Rescue me. My white trash great uncle just pulled out his belly at the restaurant to show us how big this woman's tit was
dude facebook disabled my account because im registered under a false identity. now in order to get it back, i have to prove that it's really my name. i sent them an email and had to sign it "Cordially, Lloyd Pancakes"
just brushed my teeth with a bottle of jack. ew. not all it's hyped up to be.
I apparently texted him "since you're taking time out to think about us. You probably need to think about me getting arrested right now."
Was this before, or after you took my brand new bag of shredded cheese, and "Made it rain"?
Is it just me or did a policeman park your car last night?
He says I tipped the waitress ten dollars because she "smelled like pigs in a blanket."
No. I think its because I really and truly know that he is a moron and his future prospects are zoo animals.
The only joy I have here is being able to shit with the door open.

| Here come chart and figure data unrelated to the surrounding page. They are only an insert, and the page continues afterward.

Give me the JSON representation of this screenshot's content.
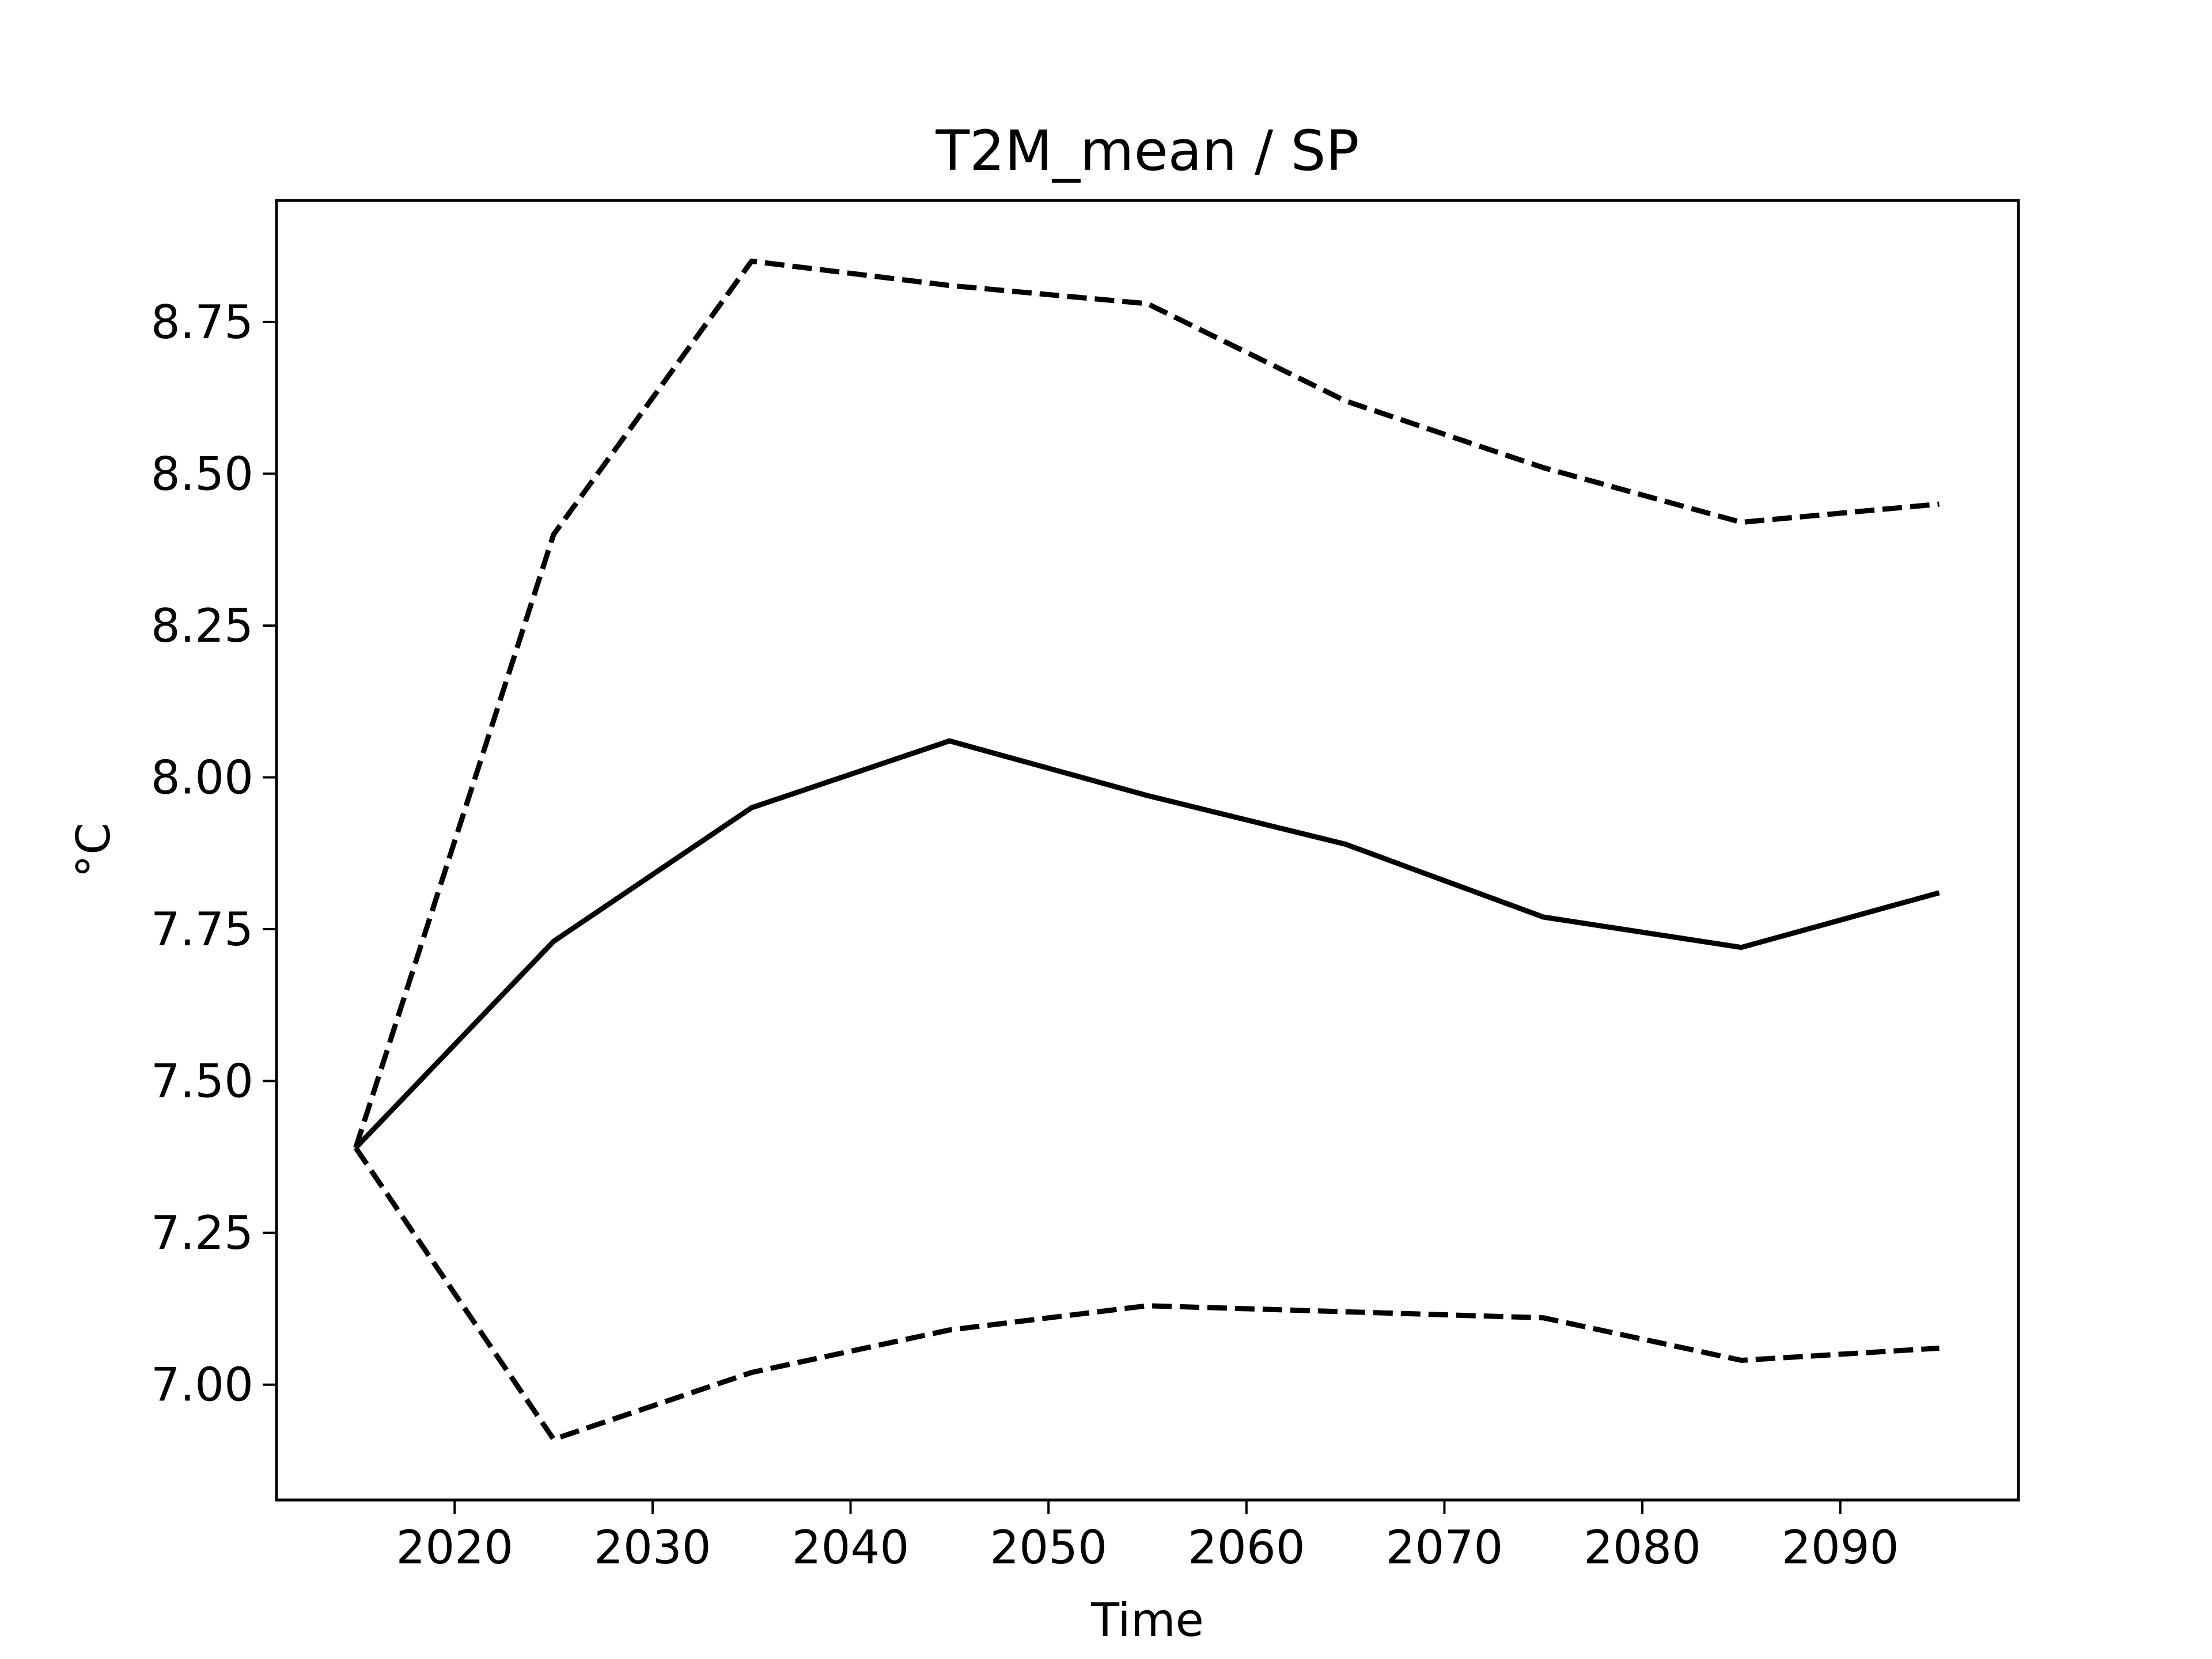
{
  "chart_data": {
    "type": "line",
    "title": "T2M_mean / SP",
    "xlabel": "Time",
    "ylabel": "°C",
    "x": [
      2015,
      2025,
      2035,
      2045,
      2055,
      2065,
      2075,
      2085,
      2095
    ],
    "xlim": [
      2011,
      2099
    ],
    "ylim": [
      6.81,
      8.95
    ],
    "xticks": [
      2020,
      2030,
      2040,
      2050,
      2060,
      2070,
      2080,
      2090
    ],
    "yticks": [
      7.0,
      7.25,
      7.5,
      7.75,
      8.0,
      8.25,
      8.5,
      8.75
    ],
    "ytick_labels": [
      "7.00",
      "7.25",
      "7.50",
      "7.75",
      "8.00",
      "8.25",
      "8.50",
      "8.75"
    ],
    "grid": false,
    "series": [
      {
        "style": "solid",
        "color": "#000000",
        "values": [
          7.39,
          7.73,
          7.95,
          8.06,
          7.97,
          7.89,
          7.77,
          7.72,
          7.81
        ]
      },
      {
        "style": "dashed",
        "color": "#000000",
        "values": [
          7.39,
          8.4,
          8.85,
          8.81,
          8.78,
          8.62,
          8.51,
          8.42,
          8.45
        ]
      },
      {
        "style": "dashed",
        "color": "#000000",
        "values": [
          7.39,
          6.91,
          7.02,
          7.09,
          7.13,
          7.12,
          7.11,
          7.04,
          7.06
        ]
      }
    ]
  }
}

Fell asleep on kitchen floor again, chicken nuggets everywhere.
I don't think tits should taste like fish.
Is it weird that I'm mad at my boss because he isn't paying me enough attention? Maybe my dad issues are worse than I thought
Is it illegal to hookup with your fathers god child?
If my vagina was a person it would have a bandage around its head and it's arm in a sling rn
Did we go to Florida? My missing thong and DL just arrived in the mail. Return address was Tampa.